Yo is currently the most popular social networking app and fifth most popular free app in Apple’s US App Store, with more than 300,000 users. As Yo became an overnight sensation, people both marveled at and derided its limited functionality.

The app—and the million dollars in venture funding that it has already attracted—might seem like merely a high-concept joke about America’s overheated technology industry, if it weren’t also genuinely addictive. Venture capitalist Marc Andreessen said earnestly that Yo is part of a trend toward “one-bit communication.”
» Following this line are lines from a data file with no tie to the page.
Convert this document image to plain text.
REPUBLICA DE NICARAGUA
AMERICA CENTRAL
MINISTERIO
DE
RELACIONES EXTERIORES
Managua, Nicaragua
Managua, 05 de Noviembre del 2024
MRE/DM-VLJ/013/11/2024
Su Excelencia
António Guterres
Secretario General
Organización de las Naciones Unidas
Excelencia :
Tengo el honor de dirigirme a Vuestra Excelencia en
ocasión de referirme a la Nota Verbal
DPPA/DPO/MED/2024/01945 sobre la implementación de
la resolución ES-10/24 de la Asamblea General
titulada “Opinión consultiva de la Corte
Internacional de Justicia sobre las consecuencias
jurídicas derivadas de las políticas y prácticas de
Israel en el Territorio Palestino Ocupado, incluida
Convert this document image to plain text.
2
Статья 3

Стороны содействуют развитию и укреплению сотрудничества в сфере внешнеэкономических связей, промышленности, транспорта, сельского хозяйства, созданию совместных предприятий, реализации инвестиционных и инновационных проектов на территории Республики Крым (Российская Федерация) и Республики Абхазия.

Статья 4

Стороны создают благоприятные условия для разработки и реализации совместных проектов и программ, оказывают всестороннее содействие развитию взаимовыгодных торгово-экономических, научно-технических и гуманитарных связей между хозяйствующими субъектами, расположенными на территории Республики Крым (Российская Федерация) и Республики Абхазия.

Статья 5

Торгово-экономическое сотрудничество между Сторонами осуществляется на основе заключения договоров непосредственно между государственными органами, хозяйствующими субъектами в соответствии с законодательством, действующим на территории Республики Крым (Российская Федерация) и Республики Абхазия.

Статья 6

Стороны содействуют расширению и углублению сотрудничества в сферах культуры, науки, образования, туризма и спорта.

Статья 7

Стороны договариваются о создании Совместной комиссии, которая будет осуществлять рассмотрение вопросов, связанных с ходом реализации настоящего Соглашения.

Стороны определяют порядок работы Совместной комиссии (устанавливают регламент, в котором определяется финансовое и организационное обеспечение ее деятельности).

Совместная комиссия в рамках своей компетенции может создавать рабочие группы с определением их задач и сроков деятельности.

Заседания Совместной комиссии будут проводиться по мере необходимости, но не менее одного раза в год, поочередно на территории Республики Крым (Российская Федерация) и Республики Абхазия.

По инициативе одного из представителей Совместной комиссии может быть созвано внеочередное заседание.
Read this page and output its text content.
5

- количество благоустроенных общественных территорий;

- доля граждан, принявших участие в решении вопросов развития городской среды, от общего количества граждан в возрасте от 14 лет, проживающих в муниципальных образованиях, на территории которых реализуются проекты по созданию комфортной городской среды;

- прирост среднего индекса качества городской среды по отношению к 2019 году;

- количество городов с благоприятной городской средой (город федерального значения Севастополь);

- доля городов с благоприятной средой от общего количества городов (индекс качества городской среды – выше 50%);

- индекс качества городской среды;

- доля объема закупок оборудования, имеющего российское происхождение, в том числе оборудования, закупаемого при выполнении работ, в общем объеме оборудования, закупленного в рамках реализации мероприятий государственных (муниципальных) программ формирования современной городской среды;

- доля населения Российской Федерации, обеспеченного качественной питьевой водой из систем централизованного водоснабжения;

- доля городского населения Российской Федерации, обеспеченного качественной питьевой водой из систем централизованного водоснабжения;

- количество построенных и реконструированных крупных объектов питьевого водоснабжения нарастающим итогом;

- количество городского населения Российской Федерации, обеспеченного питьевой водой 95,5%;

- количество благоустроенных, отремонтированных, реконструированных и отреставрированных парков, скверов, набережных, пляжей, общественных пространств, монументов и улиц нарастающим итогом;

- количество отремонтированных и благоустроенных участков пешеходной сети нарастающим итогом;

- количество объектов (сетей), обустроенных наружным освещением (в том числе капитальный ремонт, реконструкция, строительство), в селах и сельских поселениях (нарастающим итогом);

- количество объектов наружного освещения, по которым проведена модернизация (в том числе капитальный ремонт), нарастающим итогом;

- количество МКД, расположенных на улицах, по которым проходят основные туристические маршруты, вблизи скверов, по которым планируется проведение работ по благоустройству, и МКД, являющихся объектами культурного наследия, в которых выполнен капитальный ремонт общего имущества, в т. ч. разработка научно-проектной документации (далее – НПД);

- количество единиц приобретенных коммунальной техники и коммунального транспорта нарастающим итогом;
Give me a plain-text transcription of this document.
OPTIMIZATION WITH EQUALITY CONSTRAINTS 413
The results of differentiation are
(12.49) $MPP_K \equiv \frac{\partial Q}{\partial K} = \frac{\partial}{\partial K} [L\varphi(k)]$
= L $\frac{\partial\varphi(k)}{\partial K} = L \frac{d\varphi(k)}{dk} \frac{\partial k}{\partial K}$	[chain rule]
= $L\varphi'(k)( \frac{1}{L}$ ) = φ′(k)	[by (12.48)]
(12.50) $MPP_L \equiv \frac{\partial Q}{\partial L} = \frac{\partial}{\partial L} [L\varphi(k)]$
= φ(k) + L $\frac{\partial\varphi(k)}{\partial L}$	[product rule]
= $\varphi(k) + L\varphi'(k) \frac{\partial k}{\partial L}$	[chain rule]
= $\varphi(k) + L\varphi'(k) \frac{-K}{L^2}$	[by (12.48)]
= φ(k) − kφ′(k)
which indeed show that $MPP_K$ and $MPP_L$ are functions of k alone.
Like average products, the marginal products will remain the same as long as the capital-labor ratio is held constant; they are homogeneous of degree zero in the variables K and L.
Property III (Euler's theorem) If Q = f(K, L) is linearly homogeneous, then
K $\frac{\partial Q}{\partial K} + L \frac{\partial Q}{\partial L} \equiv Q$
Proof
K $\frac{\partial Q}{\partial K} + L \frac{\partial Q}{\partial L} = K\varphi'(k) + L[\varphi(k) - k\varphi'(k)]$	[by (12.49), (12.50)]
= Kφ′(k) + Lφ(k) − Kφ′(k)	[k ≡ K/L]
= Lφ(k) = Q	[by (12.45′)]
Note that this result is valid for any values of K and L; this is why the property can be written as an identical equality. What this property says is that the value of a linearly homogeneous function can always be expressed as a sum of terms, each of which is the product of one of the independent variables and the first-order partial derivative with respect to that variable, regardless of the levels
But the security holes could threaten Yo as it starts to take off. Arbel said he developed the first version of Yo in only eight hours. Like a lot of mobile app developers, he relied on Parse, a service that handles the routine plumbing that all apps rely on. But Arbel’s code left several holes that could expose users’ data.

On the other hand, people tend to shrug at these kinds of security concerns. Some of the same developers who exposed the flaws in Yo previously found even more serious problems with Tinder, but that dating app is now more popular than ever. And Snapchat, the photo-messaging sensation, seems barely the worse for wear after 4.6 million of its users’ names and phone numbers were leaked online earlier this year.

Of all Yo’s security issues, the most amusing is certainly this: At least one developer was able to make the app send a message other than “yo.”